Да здравствует трансатлантический тунель! Ура! - Страница 11
Она была там — во втором ряду, как раз возле прохода; темные волосы зачесаны назад и мягко сколоты золотой заколкой; поистине, она была удивительно красивой, и недаром ее так любили выискивать на балах репортеры. Губы ее были пухлыми и ярко-алыми от природы; другим девушкам пришлось бы немало поработать с косметикой, чтобы выглядеть так. Как всегда, увидев ее, он растерял слова; счастье переполняло его от одного лишь ее присутствия. Но, должно быть, она почувствовала прикосновение его взгляда, ибо подняла глаза, и мгновенное изумление на ее лице сменилось улыбкой столь сердечной, что Вашингтон окончательно онемел.
— Гас, как вы, очутились здесь? Вот приятный сюрприз!
Он лишь улыбнулся в ответ, неспособный на что-либо более осмысленное.
— Знакомы вы с Джойс Бодмэн? Думаю, впрочем, что нет; она только что вернулась с Дальнего Востока. Джойс, это мой жених, капитан Огастин Вашингтон.

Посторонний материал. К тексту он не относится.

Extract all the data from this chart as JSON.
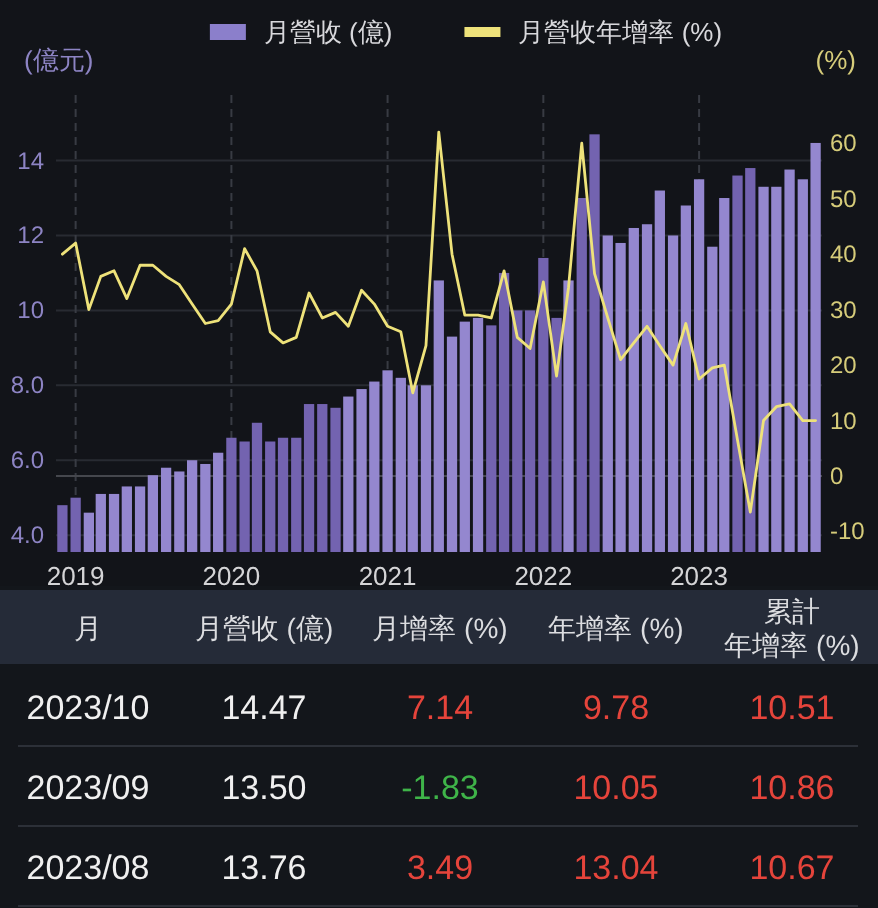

Он слегка тронул предложенную ему руку, чуть поклонился, равнодушно отметив привлекательность женщины, — и только.
— Очень приятно. Айрис, я терпеть не могу вторгаться столь бесцеремонно, но я только что из Корнуолла и утром возвращаюсь туда. Можно мне переговорить с тобой сейчас же?

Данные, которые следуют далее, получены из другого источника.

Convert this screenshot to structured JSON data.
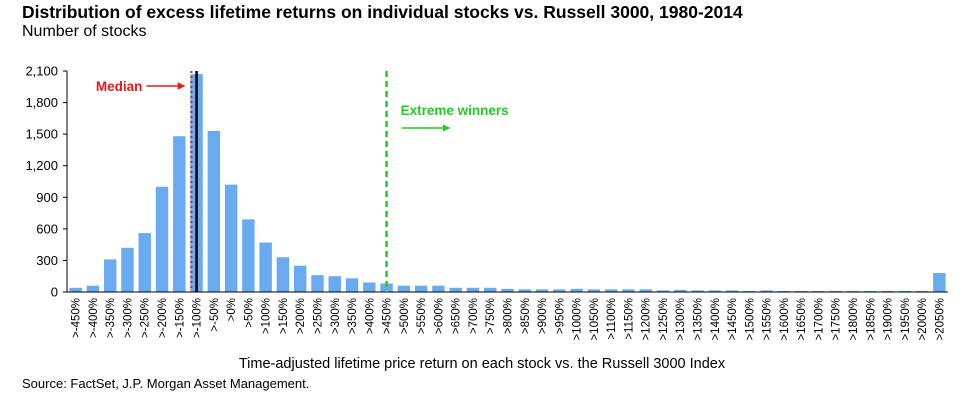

Другие слова были готовы сорваться с ее губ, но, должно быть, она ощутила нечто необычное в его поведении — или в голосе, поскольку успела их удержать; и в том, как она сделал это, проглянула твердая решимость, редкая для девушки, которой едва исполнилось двадцать.
— Конечно, Обморок Клотильды, по-видимому, прервал доклад, а, если доктор заговорит опять, Джойс мне все расскажет завтра. Не так ли, дорогая Джойс?

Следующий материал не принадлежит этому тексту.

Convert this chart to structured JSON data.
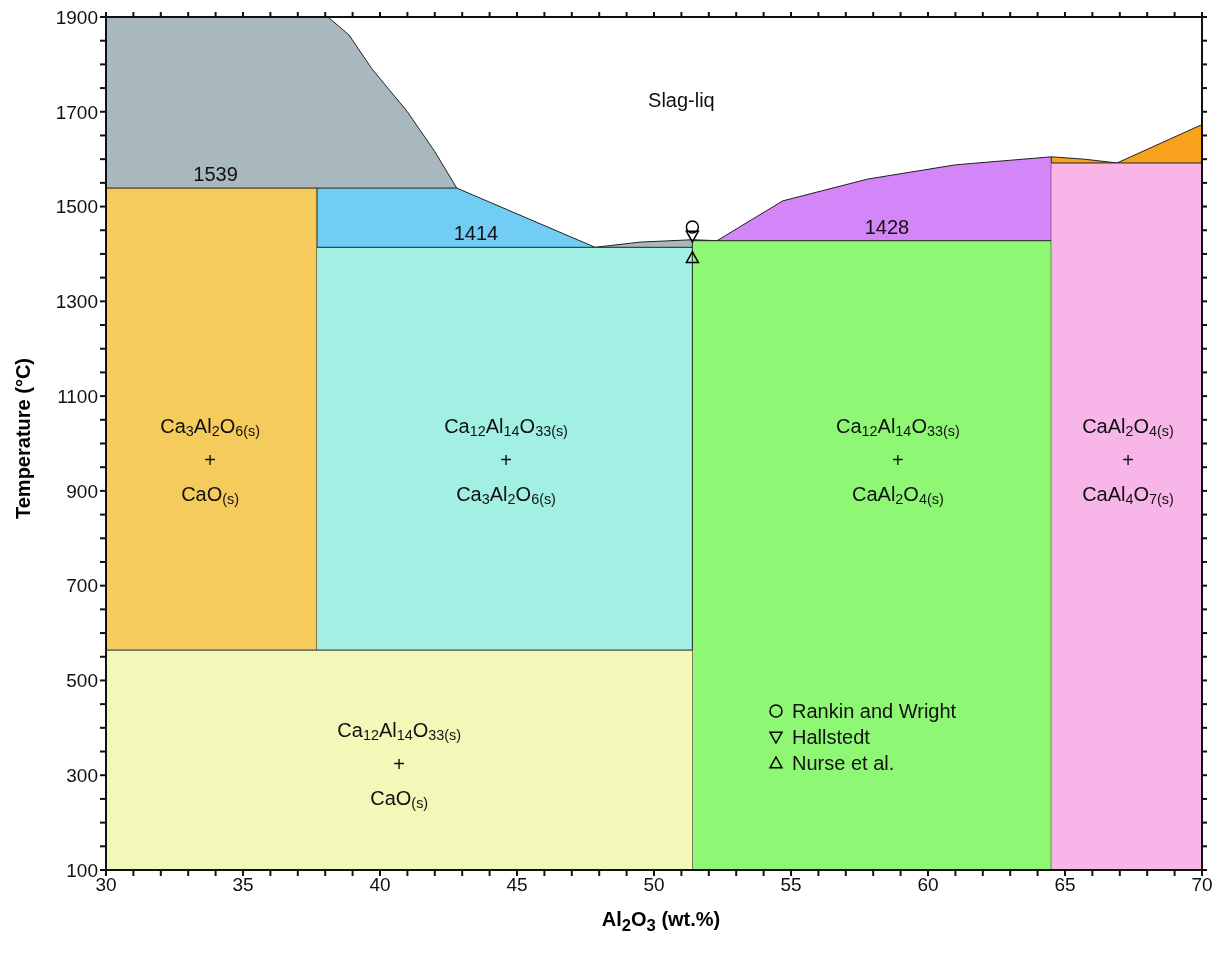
{
  "chart_data": {
    "type": "area",
    "xlabel": "Al$_{2}$O$_{3}$ (wt.%)",
    "ylabel": "Temperature (°C)",
    "xlim": [
      30,
      70
    ],
    "xticks": [
      30,
      {
        "value": 31,
        "label": null
      },
      {
        "value": 32,
        "label": null
      },
      {
        "value": 33,
        "label": null
      },
      {
        "value": 34,
        "label": null
      },
      35,
      {
        "value": 36,
        "label": null
      },
      {
        "value": 37,
        "label": null
      },
      {
        "value": 38,
        "label": null
      },
      {
        "value": 39,
        "label": null
      },
      40,
      {
        "value": 41,
        "label": null
      },
      {
        "value": 42,
        "label": null
      },
      {
        "value": 43,
        "label": null
      },
      {
        "value": 44,
        "label": null
      },
      45,
      {
        "value": 46,
        "label": null
      },
      {
        "value": 47,
        "label": null
      },
      {
        "value": 48,
        "label": null
      },
      {
        "value": 49,
        "label": null
      },
      50,
      {
        "value": 51,
        "label": null
      },
      {
        "value": 52,
        "label": null
      },
      {
        "value": 53,
        "label": null
      },
      {
        "value": 54,
        "label": null
      },
      55,
      {
        "value": 56,
        "label": null
      },
      {
        "value": 57,
        "label": null
      },
      {
        "value": 58,
        "label": null
      },
      {
        "value": 59,
        "label": null
      },
      60,
      {
        "value": 61,
        "label": null
      },
      {
        "value": 62,
        "label": null
      },
      {
        "value": 63,
        "label": null
      },
      {
        "value": 64,
        "label": null
      },
      65,
      {
        "value": 66,
        "label": null
      },
      {
        "value": 67,
        "label": null
      },
      {
        "value": 68,
        "label": null
      },
      {
        "value": 69,
        "label": null
      },
      70
    ],
    "ylim": [
      100,
      1900
    ],
    "yticks": [
      100,
      {
        "value": 150,
        "label": null
      },
      {
        "value": 200,
        "label": null
      },
      {
        "value": 250,
        "label": null
      },
      300,
      {
        "value": 350,
        "label": null
      },
      {
        "value": 400,
        "label": null
      },
      {
        "value": 450,
        "label": null
      },
      500,
      {
        "value": 550,
        "label": null
      },
      {
        "value": 600,
        "label": null
      },
      {
        "value": 650,
        "label": null
      },
      700,
      {
        "value": 750,
        "label": null
      },
      {
        "value": 800,
        "label": null
      },
      {
        "value": 850,
        "label": null
      },
      900,
      {
        "value": 950,
        "label": null
      },
      {
        "value": 1000,
        "label": null
      },
      {
        "value": 1050,
        "label": null
      },
      1100,
      {
        "value": 1150,
        "label": null
      },
      {
        "value": 1200,
        "label": null
      },
      {
        "value": 1250,
        "label": null
      },
      1300,
      {
        "value": 1350,
        "label": null
      },
      {
        "value": 1400,
        "label": null
      },
      {
        "value": 1450,
        "label": null
      },
      1500,
      {
        "value": 1550,
        "label": null
      },
      {
        "value": 1600,
        "label": null
      },
      {
        "value": 1650,
        "label": null
      },
      1700,
      {
        "value": 1750,
        "label": null
      },
      {
        "value": 1800,
        "label": null
      },
      {
        "value": 1850,
        "label": null
      },
      1900
    ],
    "legend": "bottom right",
    "series": [
      {
        "color": "#a9b8bf",
        "x": [
          30,
          38.1,
          38.87,
          39.7,
          41.0,
          42.0,
          42.8
        ],
        "values": [
          1900,
          1900,
          1862,
          1791,
          1700,
          1616,
          1539
        ]
      },
      {
        "color": "#f7a11c",
        "x": [
          64.5,
          65.7,
          66.9,
          70
        ],
        "values": [
          1605,
          1600,
          1592,
          1673
        ]
      },
      {
        "color": "#a9b8bf",
        "x": [
          47.85,
          49.5,
          51.4,
          52.3
        ],
        "values": [
          1414,
          1425,
          1430,
          1428
        ]
      },
      {
        "color": "#d485f7",
        "x": [
          52.3,
          54.7,
          57.8,
          61,
          64.5,
          64.5
        ],
        "values": [
          1428,
          1512,
          1558,
          1588,
          1605,
          1428
        ]
      },
      {
        "color": "#72cdf4",
        "x": [
          37.7,
          42.8,
          47.85
        ],
        "values": [
          1539,
          1539,
          1414
        ]
      },
      {
        "color": "#f5cb5c",
        "x": [
          30,
          37.7,
          37.7
        ],
        "values": [
          1539,
          1539,
          564
        ]
      },
      {
        "color": "#a2efe3",
        "x": [
          37.7,
          51.4
        ],
        "values": [
          1414,
          1414
        ]
      },
      {
        "color": "#8ef774",
        "x": [
          51.4,
          51.4,
          64.5,
          64.5
        ],
        "values": [
          100,
          1428,
          1428,
          100
        ]
      },
      {
        "color": "#f7b5e8",
        "x": [
          64.5,
          70
        ],
        "values": [
          1592,
          1592
        ]
      },
      {
        "color": "#f2f9b8",
        "x": [
          30,
          51.4
        ],
        "values": [
          564,
          564
        ]
      },
      {
        "type": "scatter",
        "name": "Rankin and Wright",
        "color": "#000000",
        "marker": "circle",
        "x": [
          51.4
        ],
        "values": [
          1457
        ]
      },
      {
        "type": "scatter",
        "name": "Hallstedt",
        "color": "#000000",
        "marker": "triangle-down",
        "x": [
          51.4
        ],
        "values": [
          1438
        ]
      },
      {
        "type": "scatter",
        "name": "Nurse et al.",
        "color": "#000000",
        "marker": "triangle",
        "x": [
          51.4
        ],
        "values": [
          1392
        ]
      }
    ],
    "annotations": [
      "Slag-liq",
      "1539",
      "1414",
      "1428",
      "Ca$_{3}$Al$_{2}$O$_{6(s)}$\n+\nCaO$_{(s)}$",
      "Ca$_{12}$Al$_{14}$O$_{33(s)}$\n+\nCa$_{3}$Al$_{2}$O$_{6(s)}$",
      "Ca$_{12}$Al$_{14}$O$_{33(s)}$\n+\nCaAl$_{2}$O$_{4(s)}$",
      "CaAl$_{2}$O$_{4(s)}$\n+\nCaAl$_{4}$O$_{7(s)}$",
      "Ca$_{12}$Al$_{14}$O$_{33(s)}$\n+\nCaO$_{(s)}$"
    ]
  }
}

Дорогая Джойс вряд, ли могла ответить хоть что-нибудь, потому что Айрис, желая, видимо, упредить любое ее высказывание, продолжала без малейшей паузы:
— Это очень любезно с твоей стороны. Когда придет машина, скажи, что я уехала домой кебом.
Затем она оперлась на его руку, и они пошли по проходу прочь от сцены. Пока швейцар подзывал кеб, Вашингтон явно почувствовал, что к делу нужно приступать немедленно.
— Прежде чем мы поедем, я должен сказать вам — ваш отец и я разошлись во мнениях.
— Пустяки. Я все время в таком положении. Бедный папочка определенно самый неуступчивый человек на свете.
— Боюсь, это не пустяки. Он отказал Мне от дома и — это еще труднее выговорить — не хочет, чтобы мы с вами виделись когда-либо впредь.
Она задумчиво умолкла, и счастливая улыбка медленно сошла с ее лица. Но держала его под руку она так же плотно, как минуту назад, — и потому, если это вообще возможно, он любил ее еще больше.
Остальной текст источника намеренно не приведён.